Raven released a breath she didn't remember holding. "What I want and what I can do are different things."
Garfield scoffed and moved away from her. "Won't make it true."
Raven gently said his name, and he waited, his eyes both hurt and hungry as they scoured her face, landing on her lips. Raven's attention was ripped by the elevators' sharp ping, which she glanced to briefly before coming back to Garfield's desperately.

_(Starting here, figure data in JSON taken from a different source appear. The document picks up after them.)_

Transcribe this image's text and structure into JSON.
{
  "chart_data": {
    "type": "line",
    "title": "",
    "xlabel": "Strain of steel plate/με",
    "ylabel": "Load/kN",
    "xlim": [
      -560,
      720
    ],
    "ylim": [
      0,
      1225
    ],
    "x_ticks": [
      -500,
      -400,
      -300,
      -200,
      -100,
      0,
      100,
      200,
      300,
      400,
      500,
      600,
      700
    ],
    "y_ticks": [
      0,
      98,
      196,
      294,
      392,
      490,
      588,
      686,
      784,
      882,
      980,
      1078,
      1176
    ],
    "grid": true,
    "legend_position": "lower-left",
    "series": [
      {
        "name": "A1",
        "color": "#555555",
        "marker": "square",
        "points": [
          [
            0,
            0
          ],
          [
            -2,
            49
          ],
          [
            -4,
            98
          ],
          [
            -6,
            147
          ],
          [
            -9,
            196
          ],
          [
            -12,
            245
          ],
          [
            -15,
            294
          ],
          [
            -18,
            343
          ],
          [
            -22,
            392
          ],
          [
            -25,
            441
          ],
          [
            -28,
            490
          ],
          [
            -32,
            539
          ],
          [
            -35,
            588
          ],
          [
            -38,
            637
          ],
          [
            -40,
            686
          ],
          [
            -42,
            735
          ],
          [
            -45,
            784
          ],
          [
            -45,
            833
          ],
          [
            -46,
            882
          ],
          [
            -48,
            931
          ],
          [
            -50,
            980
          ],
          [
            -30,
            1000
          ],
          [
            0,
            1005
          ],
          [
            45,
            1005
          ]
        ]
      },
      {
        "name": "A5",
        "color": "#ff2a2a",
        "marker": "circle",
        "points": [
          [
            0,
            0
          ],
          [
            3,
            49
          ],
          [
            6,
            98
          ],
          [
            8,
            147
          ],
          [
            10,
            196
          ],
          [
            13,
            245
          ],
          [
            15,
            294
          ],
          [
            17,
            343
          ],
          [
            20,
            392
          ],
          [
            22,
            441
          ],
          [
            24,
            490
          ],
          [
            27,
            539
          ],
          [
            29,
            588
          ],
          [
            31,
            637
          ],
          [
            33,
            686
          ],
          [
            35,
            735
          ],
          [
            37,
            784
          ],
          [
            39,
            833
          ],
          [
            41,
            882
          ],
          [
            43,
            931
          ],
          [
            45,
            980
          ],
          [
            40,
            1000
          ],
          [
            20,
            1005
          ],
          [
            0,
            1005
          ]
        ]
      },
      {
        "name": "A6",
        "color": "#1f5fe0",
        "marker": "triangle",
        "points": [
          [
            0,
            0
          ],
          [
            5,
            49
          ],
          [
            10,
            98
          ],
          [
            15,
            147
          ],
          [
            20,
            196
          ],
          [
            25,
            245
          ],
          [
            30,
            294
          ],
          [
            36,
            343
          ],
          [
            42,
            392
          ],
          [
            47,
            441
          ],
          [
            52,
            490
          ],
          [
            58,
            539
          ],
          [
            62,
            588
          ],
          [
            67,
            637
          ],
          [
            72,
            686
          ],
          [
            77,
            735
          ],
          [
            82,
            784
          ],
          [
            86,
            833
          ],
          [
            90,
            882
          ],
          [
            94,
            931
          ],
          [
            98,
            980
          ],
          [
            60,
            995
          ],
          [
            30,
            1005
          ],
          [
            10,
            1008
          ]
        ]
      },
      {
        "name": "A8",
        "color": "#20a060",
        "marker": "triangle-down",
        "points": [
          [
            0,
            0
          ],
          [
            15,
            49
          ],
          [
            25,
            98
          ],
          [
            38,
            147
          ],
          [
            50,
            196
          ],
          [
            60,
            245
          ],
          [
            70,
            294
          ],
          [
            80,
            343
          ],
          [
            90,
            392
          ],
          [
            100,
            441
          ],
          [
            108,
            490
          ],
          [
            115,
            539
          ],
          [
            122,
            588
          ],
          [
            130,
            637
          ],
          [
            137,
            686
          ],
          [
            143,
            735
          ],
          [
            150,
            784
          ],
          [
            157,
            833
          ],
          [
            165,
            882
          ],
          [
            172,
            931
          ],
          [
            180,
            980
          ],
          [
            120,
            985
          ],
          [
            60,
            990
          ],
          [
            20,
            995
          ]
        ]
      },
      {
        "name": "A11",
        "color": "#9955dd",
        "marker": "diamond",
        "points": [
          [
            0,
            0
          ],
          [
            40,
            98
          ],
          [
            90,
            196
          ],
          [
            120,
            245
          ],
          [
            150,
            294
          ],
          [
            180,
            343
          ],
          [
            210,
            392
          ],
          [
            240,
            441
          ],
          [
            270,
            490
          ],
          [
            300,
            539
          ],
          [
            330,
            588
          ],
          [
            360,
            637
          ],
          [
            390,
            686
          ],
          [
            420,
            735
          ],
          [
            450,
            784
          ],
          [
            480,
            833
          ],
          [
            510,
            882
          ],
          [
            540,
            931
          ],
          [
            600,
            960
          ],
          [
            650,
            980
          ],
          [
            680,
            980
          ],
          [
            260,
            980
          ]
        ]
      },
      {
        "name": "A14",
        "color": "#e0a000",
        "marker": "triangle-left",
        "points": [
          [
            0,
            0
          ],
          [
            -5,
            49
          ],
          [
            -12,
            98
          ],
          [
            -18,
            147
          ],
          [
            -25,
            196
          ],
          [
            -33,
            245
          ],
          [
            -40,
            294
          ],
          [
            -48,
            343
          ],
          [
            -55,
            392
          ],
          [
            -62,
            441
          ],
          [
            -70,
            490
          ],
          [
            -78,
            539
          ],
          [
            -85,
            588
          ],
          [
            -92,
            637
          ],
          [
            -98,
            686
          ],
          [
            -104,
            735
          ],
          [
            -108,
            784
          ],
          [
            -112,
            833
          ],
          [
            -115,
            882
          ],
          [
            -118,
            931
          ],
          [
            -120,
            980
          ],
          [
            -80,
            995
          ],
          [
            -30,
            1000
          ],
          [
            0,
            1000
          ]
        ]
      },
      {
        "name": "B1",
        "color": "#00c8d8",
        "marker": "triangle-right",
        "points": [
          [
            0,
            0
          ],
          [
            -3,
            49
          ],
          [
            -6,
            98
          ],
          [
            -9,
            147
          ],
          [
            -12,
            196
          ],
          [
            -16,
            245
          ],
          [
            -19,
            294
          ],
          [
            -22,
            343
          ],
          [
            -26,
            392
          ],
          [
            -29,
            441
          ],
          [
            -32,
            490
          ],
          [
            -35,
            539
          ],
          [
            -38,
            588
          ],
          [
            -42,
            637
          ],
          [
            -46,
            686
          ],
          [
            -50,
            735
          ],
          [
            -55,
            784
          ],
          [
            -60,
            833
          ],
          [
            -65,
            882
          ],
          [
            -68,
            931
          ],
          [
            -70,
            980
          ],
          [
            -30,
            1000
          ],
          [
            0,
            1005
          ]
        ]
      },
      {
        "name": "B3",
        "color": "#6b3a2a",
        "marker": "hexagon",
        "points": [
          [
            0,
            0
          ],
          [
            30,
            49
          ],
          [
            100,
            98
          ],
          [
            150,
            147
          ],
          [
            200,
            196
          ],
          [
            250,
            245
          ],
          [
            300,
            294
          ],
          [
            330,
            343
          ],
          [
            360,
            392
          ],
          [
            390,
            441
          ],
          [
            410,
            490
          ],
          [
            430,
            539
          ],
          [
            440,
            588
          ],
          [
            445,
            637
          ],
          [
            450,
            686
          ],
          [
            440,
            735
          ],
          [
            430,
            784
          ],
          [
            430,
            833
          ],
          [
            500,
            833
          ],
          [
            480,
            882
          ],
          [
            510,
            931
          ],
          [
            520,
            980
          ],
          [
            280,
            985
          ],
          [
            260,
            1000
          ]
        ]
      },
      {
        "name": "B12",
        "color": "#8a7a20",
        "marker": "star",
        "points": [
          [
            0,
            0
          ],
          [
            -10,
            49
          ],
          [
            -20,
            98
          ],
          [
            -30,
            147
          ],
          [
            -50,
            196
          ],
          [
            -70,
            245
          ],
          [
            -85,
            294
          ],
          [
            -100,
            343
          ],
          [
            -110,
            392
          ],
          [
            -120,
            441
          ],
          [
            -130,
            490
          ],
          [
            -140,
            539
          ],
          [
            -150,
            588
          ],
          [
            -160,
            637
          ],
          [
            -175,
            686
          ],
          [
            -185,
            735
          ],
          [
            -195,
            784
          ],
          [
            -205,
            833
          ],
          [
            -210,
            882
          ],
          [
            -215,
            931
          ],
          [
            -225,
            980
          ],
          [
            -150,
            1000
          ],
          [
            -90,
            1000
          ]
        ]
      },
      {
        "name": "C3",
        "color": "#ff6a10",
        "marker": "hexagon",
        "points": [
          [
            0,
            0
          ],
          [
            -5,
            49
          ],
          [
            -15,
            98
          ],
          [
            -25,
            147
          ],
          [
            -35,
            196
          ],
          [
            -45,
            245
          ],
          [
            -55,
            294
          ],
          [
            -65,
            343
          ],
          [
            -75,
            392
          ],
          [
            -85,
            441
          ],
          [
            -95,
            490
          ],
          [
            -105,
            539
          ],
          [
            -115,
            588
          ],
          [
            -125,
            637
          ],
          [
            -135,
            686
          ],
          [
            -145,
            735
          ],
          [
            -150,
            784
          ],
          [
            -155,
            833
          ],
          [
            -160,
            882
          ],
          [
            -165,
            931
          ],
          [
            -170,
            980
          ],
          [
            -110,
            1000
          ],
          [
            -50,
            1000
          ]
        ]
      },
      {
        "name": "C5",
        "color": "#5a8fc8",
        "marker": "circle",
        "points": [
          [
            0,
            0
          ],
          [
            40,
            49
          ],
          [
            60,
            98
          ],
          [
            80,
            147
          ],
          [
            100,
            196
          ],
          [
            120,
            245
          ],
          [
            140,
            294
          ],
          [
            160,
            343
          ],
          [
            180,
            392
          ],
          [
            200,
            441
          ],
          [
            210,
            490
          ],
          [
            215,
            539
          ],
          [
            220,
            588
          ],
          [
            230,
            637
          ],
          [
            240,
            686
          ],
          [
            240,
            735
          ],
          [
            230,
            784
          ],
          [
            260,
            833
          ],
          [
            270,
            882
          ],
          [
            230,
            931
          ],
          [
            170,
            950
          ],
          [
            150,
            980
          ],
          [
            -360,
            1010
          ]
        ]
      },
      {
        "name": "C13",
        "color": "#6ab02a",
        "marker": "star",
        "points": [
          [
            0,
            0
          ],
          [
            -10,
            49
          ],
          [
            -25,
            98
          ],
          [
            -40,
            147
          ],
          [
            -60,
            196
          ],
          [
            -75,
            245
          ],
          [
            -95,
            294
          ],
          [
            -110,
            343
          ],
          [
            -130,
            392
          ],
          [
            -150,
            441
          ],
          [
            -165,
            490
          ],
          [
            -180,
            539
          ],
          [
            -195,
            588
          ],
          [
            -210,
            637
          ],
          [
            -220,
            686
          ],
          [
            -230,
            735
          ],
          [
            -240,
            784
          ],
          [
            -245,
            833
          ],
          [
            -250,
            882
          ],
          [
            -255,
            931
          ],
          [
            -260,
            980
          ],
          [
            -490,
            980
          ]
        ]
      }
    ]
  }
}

"There he is!" Vic yelled once he and Karen stepped out of the elevator.
Karen threw her hands up, "Gar! Did you hear?"
"Aye, Beecher," Gar said kindly, his eyes peeling slowly from Raven as he turned to congratulate Karen. "Kudos on the project Smarty, I'm stoked for you."
"Good, so can you be ready soon?" Karen asked before catching a sharp glance from Raven.
"Oh...no, I don't think–"
"Come on, B," Vic clapped him on the shoulder, "there's a lot to celebrate. Look, even Raven is coming out to play."
For reasons she couldn't quite understand, a fire billowed in Raven's chest when Garfield looked back at her insolently, almost as if to boast. For what, she wasn't sure. But it angered her all the same. She rolled her eyes from him and turned to leave the kitchen, snatching the whiskey on the way. "Sorry, but I think he and Roy had other plans, tonight."
"Really?" Gar snarled, but she kept going.
"The hell is going on with you two?" Karen scolded once they heard Raven's door close. "She was fine 20 minutes ago."
Garfield said nothing, grabbed his shirt and water, and summoned the elevator to go to his floor.
"Hold up, man," Vic called after him.
"That's it!" Karen yelled, only a little humorously. "I say we lock them in a closet and leave them to work it out and be done. Period."
Vic laughed at this, but Garfield just shook his head, fuming beneath his surface as his pulse pounded in his chest, the smell of her still swarming his senses cruelly.
Raven couldn't realize what she was doing to him. Minutes ago, his carnal self seemed only seconds away from taking her, Raven had no idea how her body called to him; how her eyes kindled while watching his lips, how her scent changed, deepened; thickened the blood in his veins, stood all the little hairs on his neck up with electricity at the celestial, dewy smell so sweet and so close he could taste was no mistaking it, Garfield knew, and it ignited in him a fire that both warmed and consumed.
"Gar?" Vic's voice stifled into static. Because somewhere deep and dark, Garfield felt the Beast humming. It wasn't until the elevator chimed that Garfield snapped out of it, quickly realizing how tensely Vic and Karen watched him.
"You guys go," he said, "Don't let us ruin the party. I'll probably just grab a pizza and hang out here."
"Gar, you sure?"
"Nah, man, I could get down on some pizza," Vic said, "Grab Harper and we'll go with."
Gar nodded, warily running his hands down his face as the doors closed him in the cab.
"What the fuck," Karen held her temple and walked through the hallway.
"Hold up," Vic called as he followed, setting a hand on her shoulder to stop her from charging into Raven's room. "You go finish getting ready. We'll catch up later."
"Alright," Karen agreed and past Raven's door, offering him sympathetic look before Vic knocked at it. He didn't wait for Raven's permission before he went in.